A few tips about getting around
Some of the hotels closest to Cancun will arrange airport transfers. Expect to pay about $50 each way for Playa del Carmen and $125 for Tulum. But it's far more convenient to rent your own wheels, especially if you plan to explore nearby towns and ruins. There's plenty of free on-street parking in Playa del Carmen; everywhere else you'll be able to park at the hotels themselves.
When booking a car, be sure to choose one that can handle the punishing dirt roads. Highway 307 is the main artery that connects the towns of the Riviera Maya and Costa Maya. It runs south along the coast from Cancun to Tulum, swings inland to skirt the Sian Ka'an Biosphere, and continues all the way to the border of Belize.
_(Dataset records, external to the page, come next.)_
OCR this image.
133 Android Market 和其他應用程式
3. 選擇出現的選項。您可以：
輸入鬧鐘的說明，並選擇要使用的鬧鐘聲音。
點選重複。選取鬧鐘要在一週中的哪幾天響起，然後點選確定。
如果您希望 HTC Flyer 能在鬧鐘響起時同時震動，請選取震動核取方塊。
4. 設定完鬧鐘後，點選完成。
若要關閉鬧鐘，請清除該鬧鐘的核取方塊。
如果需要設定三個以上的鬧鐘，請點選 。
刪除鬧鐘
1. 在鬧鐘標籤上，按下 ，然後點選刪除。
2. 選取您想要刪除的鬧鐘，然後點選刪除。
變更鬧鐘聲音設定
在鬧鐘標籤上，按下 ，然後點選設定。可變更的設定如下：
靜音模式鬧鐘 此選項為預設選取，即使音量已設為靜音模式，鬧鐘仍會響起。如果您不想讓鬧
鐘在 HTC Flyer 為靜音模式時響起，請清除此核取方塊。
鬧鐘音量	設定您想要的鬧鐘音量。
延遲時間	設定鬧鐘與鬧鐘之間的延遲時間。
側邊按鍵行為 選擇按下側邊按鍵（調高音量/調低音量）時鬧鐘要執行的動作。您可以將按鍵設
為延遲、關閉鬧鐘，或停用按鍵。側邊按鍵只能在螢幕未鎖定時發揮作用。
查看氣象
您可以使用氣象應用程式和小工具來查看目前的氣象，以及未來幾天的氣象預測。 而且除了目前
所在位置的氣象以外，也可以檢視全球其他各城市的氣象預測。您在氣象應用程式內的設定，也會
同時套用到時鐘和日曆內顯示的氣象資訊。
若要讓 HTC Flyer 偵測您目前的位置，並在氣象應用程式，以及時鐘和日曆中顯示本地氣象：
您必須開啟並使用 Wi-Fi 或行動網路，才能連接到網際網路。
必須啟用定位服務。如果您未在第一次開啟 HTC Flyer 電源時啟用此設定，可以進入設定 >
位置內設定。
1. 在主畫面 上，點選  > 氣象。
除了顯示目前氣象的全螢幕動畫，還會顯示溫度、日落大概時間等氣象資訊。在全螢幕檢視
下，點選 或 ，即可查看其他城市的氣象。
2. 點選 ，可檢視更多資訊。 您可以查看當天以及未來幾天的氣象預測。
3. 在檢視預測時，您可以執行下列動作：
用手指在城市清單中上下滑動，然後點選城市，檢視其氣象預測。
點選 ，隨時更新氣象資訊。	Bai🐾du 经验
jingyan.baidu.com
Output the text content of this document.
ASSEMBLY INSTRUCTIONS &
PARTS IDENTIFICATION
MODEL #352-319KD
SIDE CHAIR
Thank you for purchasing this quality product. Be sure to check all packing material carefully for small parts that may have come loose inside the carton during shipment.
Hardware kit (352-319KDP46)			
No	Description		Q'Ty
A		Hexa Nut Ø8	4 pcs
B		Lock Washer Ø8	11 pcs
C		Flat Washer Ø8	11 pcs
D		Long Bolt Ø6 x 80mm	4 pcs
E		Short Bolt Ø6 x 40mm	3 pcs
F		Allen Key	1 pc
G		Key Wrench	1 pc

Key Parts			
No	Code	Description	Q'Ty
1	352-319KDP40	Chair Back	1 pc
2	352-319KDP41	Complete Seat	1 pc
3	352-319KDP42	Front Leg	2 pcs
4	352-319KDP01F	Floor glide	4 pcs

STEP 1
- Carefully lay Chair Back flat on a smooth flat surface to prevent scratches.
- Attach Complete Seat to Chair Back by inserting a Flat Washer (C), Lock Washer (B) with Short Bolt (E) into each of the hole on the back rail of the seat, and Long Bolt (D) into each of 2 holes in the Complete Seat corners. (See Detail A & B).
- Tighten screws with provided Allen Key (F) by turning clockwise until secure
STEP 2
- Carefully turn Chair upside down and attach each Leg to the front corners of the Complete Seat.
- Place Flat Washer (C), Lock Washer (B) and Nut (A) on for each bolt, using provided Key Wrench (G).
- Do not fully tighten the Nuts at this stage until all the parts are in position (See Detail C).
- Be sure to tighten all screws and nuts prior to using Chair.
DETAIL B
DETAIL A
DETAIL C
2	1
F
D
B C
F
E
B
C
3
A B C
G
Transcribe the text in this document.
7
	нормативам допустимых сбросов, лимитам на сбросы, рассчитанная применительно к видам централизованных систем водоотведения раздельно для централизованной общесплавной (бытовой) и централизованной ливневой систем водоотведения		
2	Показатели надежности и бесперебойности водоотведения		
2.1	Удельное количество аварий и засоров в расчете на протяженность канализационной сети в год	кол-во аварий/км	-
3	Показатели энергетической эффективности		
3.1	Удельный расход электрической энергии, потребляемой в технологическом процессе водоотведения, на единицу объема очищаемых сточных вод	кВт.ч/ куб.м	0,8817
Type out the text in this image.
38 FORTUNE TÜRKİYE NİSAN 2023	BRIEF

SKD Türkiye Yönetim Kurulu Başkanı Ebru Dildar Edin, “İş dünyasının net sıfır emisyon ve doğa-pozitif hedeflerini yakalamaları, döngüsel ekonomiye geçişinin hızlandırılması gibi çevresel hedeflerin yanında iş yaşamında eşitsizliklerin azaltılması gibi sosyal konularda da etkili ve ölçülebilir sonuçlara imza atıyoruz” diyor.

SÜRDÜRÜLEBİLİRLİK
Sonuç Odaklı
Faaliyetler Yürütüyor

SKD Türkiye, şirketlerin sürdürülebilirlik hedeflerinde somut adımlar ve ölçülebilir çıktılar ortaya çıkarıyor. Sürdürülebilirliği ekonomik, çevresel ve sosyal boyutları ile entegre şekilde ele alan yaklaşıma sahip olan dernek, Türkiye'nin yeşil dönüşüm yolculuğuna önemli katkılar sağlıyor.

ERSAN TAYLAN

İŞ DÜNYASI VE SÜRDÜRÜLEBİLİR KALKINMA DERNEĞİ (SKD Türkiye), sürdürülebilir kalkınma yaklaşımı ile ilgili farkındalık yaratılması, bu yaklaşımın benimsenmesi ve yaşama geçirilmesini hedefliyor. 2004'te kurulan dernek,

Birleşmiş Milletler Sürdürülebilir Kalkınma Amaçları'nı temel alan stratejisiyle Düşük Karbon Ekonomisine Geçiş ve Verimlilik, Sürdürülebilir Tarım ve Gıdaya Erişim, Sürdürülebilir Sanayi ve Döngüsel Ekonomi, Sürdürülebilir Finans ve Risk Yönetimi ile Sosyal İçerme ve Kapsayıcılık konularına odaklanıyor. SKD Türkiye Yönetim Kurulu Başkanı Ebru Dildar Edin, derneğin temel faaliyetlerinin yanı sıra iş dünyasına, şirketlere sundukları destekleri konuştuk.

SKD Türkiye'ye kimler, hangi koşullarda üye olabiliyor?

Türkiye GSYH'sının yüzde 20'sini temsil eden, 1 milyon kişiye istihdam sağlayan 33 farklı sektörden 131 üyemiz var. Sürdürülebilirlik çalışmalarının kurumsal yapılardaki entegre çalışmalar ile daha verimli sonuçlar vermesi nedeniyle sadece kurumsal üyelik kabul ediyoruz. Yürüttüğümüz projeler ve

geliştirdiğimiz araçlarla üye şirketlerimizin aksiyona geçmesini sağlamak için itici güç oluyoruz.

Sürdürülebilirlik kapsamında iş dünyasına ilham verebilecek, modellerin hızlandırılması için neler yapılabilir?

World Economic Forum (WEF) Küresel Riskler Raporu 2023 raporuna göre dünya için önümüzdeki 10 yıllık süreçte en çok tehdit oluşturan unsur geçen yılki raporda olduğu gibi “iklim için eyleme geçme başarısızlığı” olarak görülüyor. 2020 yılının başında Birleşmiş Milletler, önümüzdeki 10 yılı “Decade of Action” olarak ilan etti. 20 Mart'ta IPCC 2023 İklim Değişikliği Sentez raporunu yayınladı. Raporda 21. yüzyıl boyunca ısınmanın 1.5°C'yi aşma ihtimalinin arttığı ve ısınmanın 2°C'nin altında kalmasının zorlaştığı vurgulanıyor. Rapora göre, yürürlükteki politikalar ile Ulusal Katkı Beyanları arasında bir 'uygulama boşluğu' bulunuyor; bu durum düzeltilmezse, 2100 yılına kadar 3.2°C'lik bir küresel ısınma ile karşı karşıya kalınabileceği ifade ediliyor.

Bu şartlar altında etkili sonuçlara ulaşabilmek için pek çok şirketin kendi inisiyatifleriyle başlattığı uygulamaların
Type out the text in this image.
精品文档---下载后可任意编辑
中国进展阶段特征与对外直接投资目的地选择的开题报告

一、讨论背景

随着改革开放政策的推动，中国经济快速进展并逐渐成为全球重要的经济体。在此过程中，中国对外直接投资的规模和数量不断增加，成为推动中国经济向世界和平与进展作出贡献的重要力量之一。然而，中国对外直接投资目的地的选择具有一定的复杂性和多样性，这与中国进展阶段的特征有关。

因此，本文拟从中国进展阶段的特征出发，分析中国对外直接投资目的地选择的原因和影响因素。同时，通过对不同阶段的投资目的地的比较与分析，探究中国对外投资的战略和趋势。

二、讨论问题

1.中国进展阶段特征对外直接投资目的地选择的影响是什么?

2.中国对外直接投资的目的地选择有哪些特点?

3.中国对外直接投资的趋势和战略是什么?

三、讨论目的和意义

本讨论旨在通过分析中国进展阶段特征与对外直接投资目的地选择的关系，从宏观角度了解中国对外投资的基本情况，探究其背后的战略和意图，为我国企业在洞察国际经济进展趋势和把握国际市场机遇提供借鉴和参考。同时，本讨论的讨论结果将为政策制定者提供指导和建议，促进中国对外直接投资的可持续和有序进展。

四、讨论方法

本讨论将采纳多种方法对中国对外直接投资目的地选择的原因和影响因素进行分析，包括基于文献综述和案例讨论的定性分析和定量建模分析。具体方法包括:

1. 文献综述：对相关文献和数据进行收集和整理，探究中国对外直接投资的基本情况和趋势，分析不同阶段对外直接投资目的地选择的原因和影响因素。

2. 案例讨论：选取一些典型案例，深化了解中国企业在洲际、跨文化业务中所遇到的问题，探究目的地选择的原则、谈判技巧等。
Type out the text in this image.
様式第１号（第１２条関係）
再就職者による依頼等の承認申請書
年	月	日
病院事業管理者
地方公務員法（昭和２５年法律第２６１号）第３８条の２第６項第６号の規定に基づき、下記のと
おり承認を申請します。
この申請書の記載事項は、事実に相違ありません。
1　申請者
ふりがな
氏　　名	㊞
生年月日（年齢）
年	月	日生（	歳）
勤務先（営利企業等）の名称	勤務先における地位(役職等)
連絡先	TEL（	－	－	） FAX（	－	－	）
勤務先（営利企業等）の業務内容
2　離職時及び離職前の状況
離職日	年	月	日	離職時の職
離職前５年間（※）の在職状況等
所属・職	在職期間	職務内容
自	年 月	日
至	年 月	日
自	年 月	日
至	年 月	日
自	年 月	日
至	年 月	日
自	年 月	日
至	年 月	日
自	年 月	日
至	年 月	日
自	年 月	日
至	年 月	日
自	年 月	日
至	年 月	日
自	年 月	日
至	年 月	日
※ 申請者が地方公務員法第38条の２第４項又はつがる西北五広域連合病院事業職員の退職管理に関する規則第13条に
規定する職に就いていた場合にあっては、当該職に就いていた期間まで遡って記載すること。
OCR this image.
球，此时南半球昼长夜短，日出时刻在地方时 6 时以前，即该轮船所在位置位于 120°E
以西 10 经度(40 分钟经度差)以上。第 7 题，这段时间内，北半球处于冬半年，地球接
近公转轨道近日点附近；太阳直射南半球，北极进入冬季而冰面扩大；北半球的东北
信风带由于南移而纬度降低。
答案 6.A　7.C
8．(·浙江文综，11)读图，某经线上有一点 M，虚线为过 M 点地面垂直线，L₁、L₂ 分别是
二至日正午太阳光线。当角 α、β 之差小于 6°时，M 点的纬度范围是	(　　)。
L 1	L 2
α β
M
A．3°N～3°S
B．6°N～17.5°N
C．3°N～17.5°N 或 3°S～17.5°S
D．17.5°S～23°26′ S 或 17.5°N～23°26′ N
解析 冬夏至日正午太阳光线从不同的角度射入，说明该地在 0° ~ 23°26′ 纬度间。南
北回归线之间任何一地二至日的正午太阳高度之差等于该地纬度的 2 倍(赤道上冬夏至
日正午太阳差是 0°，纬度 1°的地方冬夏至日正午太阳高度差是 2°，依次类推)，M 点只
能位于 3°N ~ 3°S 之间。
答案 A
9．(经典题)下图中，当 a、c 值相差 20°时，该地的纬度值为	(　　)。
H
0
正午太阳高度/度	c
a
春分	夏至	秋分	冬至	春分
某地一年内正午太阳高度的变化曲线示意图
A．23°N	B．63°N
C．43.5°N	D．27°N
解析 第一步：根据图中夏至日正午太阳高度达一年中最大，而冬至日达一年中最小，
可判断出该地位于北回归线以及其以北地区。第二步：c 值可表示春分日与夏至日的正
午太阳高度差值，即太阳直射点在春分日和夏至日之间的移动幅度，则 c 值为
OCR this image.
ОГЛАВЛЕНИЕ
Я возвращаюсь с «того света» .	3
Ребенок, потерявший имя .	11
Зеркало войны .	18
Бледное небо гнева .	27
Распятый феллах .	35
Often one-lane each way without a shoulder, the road leaves little margin for error. Allow more time than the distances suggest, because construction, accidents, or slow vehicles may lengthen the trip. So could the string of potholes passing for dirt roads that connect some hotels to the highway. A 10-mile drive on the worst of these can take 45 minutes.
Be on the lookout for speed bumps, called topes, which are found frequently in towns. Get gas whenever there's an opportunity--stations are few and far between. Finally, avoid driving at night. Road conditions, pedestrians, animals, and lack of lighting make it hazardous.